И когда Шарп вошел в комнату Билли, в его голосе слышалось недовольство, но никак не удивление. С бритой, чтобы скрыть начавшееся облысение, головой, глубоко посаженными глазами, крючковатым носом, вспыльчивый, часто краснеющий от ярости, он постоянно хмурился, а улыбался разве что по большим праздникам.
— Что ты тут делаешь, черт побери? — спросил он.
— У соседки нашелся ключ.
— Ты о том, как ты сюда попал. А меня интересует почему.

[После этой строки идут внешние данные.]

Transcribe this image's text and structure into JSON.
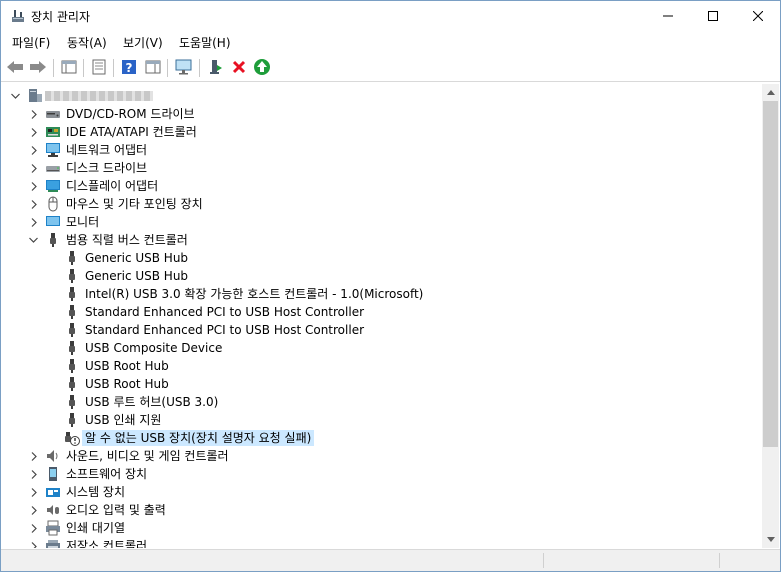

Двадцатью годами ранее полиция и суд защитили Джона от репортеров, которые в те времена отличались большей ответственностью и меньшей агрессивностью в сравнении с той жаждущей сенсаций командой, правящей нынче бал в средствах массовой информации. О его роли в смерти Блэквуда говорилось только намеками, безо всякой конкретики, а статус несовершеннолетнего ограждал от излишнего любопытства прессы. С учетом понесенной утраты ему позволили раствориться в его горе и чувстве вины, а приют стал стеной между его будущим и той ночью ужаса. Даже когда он поступил в полицейскую академию, сведения о его прошлом ограничивались датой окончания школы Святого Кристофера, которую он покинул в семнадцать лет и восемь месяцев. В архиве приюта о годах его пребывания там говорили только отметки по учебным дисциплинам и поведению.